Some general consequences

  • How much work does an Adapter do? – The amount of work Adapter does depends on how similar the Target interface is to Adaptee’s. There is a spectrum of possible work, from simple interface conversion—for example, changing the names of operations—to supporting an entirely different set of operations.
  • Pluggable Adapters- A class is more reusable when you minimize the assumptions other classes must make to use it. By building interface adaptation into a class, you eliminate the assumption that other classes see the same interface.
  • How much work does an Adapter do? – Two-way adapters can provide such transparency when two different clients need to view an object differently.
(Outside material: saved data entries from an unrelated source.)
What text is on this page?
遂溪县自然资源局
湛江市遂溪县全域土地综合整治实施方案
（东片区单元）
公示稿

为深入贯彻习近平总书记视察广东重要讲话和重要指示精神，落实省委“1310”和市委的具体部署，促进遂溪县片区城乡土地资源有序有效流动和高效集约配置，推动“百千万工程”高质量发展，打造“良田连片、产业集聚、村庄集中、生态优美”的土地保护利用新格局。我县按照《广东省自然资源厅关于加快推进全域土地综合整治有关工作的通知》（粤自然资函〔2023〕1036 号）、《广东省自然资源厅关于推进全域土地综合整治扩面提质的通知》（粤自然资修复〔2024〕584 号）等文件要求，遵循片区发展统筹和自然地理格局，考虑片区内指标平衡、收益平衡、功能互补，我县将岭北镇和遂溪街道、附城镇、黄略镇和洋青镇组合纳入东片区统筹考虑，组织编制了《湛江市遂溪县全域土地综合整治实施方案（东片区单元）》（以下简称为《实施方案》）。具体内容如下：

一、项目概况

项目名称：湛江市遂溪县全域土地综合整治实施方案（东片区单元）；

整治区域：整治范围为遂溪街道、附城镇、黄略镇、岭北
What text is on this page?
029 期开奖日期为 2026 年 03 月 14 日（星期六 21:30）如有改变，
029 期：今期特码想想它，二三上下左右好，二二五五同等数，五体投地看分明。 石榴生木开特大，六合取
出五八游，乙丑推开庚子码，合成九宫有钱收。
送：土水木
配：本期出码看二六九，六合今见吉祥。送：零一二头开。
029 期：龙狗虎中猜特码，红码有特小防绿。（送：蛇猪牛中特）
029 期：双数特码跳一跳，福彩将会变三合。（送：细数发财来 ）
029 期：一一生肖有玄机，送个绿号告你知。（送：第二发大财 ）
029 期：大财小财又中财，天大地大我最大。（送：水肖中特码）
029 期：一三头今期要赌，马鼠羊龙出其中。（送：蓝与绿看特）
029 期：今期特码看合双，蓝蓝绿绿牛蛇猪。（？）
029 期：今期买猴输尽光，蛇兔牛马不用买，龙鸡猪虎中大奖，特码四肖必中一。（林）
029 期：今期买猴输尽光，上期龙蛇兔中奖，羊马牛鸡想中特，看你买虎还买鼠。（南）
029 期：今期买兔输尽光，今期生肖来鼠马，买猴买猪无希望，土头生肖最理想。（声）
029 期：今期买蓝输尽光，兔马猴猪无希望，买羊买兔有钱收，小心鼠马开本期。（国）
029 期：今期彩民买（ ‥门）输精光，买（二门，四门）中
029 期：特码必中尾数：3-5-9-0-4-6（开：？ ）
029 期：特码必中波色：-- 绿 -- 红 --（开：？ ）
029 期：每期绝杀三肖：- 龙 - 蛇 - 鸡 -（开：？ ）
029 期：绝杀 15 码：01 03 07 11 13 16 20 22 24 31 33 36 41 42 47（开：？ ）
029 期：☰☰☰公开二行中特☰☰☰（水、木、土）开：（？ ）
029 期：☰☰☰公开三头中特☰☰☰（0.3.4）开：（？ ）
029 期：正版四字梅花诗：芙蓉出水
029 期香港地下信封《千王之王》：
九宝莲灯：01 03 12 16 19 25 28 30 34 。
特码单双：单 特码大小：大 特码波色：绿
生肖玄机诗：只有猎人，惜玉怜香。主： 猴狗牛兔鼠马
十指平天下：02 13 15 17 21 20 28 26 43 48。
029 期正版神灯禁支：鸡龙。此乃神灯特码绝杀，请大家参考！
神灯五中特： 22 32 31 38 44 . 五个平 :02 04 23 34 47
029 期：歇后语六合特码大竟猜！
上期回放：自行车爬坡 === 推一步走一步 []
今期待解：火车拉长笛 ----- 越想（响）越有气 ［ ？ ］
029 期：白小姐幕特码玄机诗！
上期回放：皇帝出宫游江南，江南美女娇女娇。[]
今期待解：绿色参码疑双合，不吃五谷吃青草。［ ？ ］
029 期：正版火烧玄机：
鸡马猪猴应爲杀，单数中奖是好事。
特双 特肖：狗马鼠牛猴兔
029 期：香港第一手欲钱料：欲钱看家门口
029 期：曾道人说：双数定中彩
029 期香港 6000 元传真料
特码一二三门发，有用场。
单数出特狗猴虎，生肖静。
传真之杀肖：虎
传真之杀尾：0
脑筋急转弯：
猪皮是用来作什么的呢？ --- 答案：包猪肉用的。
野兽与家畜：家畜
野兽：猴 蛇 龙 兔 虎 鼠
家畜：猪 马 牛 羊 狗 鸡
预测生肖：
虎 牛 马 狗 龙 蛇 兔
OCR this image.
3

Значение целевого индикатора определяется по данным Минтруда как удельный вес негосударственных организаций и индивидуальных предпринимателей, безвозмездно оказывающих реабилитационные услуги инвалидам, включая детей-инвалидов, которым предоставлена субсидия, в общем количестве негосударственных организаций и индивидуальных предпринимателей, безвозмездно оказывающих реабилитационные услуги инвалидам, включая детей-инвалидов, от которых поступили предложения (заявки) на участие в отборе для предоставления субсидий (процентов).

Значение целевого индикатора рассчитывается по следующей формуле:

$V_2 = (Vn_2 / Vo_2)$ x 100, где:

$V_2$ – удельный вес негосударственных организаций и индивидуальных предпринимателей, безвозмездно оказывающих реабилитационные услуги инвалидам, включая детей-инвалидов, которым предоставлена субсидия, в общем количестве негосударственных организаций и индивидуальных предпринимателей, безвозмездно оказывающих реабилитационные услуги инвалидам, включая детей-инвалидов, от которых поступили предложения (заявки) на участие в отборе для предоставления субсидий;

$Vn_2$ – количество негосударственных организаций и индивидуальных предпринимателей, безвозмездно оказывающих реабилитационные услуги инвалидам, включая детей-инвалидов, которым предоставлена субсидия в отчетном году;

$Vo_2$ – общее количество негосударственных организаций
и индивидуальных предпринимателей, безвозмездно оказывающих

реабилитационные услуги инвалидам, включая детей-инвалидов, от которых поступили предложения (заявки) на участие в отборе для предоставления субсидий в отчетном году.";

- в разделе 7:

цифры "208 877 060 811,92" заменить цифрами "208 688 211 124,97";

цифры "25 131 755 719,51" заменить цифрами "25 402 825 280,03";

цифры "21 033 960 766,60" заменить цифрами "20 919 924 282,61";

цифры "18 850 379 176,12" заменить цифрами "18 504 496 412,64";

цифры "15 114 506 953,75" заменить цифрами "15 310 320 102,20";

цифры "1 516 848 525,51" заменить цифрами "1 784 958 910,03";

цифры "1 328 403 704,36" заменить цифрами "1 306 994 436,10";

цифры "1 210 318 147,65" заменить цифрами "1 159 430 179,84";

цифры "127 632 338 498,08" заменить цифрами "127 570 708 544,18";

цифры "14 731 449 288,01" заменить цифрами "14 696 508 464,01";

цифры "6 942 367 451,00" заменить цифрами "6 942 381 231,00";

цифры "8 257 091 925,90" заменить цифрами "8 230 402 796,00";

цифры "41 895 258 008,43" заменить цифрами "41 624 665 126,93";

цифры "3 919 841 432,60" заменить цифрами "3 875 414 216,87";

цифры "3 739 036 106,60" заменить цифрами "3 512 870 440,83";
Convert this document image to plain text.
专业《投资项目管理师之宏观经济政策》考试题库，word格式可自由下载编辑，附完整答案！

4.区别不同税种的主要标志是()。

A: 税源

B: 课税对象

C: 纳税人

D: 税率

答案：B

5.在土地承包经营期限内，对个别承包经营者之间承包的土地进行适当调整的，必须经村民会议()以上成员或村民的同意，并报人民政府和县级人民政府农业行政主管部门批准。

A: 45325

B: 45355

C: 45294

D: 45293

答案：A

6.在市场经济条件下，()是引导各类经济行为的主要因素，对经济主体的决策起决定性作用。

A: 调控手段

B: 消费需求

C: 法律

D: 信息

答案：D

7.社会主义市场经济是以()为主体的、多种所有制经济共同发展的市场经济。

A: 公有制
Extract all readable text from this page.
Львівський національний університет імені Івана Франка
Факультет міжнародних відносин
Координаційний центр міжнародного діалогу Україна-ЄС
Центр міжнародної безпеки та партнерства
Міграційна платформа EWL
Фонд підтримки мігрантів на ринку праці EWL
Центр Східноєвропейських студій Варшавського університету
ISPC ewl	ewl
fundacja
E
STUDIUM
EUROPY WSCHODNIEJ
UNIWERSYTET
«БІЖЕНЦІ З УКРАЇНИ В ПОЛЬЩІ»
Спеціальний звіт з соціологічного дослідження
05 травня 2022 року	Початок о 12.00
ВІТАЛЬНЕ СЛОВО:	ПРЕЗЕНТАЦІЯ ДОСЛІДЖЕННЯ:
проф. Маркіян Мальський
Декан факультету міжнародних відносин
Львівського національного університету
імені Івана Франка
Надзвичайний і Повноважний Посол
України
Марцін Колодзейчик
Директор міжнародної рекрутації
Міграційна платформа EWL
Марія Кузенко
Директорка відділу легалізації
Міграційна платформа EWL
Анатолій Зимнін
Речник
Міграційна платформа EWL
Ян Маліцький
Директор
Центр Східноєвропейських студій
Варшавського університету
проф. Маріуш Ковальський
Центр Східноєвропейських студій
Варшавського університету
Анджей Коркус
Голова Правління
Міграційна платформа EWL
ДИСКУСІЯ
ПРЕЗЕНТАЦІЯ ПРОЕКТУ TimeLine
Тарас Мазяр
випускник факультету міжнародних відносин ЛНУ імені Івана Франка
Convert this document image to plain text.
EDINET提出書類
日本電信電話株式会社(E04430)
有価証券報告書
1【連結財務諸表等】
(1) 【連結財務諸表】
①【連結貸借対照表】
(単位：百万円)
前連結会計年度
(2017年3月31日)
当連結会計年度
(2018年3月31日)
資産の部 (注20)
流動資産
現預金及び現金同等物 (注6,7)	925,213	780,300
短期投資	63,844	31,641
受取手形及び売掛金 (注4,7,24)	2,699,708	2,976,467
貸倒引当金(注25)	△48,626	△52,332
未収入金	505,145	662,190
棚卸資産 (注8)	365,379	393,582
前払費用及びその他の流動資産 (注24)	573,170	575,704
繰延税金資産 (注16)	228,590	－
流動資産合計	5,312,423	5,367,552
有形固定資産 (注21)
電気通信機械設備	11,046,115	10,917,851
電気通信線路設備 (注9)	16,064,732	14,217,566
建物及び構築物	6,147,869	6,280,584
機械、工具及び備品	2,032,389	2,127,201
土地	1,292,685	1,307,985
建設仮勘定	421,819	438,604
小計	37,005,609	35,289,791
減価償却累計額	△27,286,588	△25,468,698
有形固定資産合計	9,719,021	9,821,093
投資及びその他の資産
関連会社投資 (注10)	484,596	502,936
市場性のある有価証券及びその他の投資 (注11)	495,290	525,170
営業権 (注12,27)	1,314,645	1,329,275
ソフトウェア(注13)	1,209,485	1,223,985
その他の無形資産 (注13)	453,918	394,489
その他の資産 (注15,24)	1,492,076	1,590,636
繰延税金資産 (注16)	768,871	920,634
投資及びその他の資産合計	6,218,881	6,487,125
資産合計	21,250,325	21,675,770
Wherever the language supports, multiple inheritance is a viable solution in this case because the interfaces of the adapted classes are substantially different. The two-way class adapter conforms to both of the adapted classes and can work in either system.



Bridge

1. Intent

  • Decouple an abstraction from its implementation so that the two can vary independently.

2. Applicability

  • you want to avoid a permanent binding between an abstraction and its implementation. This might be the case, for example, when the implementation must be selected or switched at run-time.
  • both the abstractions and their implementations should be extensible by subclassing. In this case, the Bridge pattern lets you combine the different abstractions and implementations and extend them independently.
  • changes in the implementation of an abstraction should have no impact on clients; that is, their code should not have to be recompiled (for languages which support compilation).
  • (C++) you want to hide the implementation of an abstraction completely from clients. In C++ the representation of a class is visible in the class interface.
  • you have a proliferation of classes and where such a class hierarchy indicates the need for splitting an object into two parts.
  • you want to share an implementation among multiple objects (perhaps using reference counting), and this fact should be hidden from the client.

3. Participants

  • Abstraction –
    • defines the abstraction’s interface.
    • maintains a reference to an object of type Implementor.
  • RefinedAbstraction – Extends the interface defined by Abstraction.
  • Implementor – defines the interface for implementation classes. This interface doesn’t have to correspond exactly to Abstraction’s interface; in fact the two interfaces can be quite different. Typically the Implementor interface provides only primitive operations, and Abstraction defines higher-level operations based on these primitives.
  • ConcreteImplementor – implements the Implementor interface and defines its concrete implementation.

4. Structure
 

Design Patterns
Bridge

5. Consequences

  • Decoupling interface and implementation – An implementation is not bound permanently to an interface. The implementation of an abstraction can be configured at run-time. It’s even possible for an object to change its implementation at run-time. This decoupling encourages layering that can lead to a better-structured system. The high-level part of a system only has to know about Abstraction and Implementor.
  • Improved extensibility – You can extend the Abstraction and Implementor hierarchies independently.
  • Hiding implementation details from clients – You can shield clients from implementation details, like the sharing of implementor objects and the accompanying reference count mechanism (if any).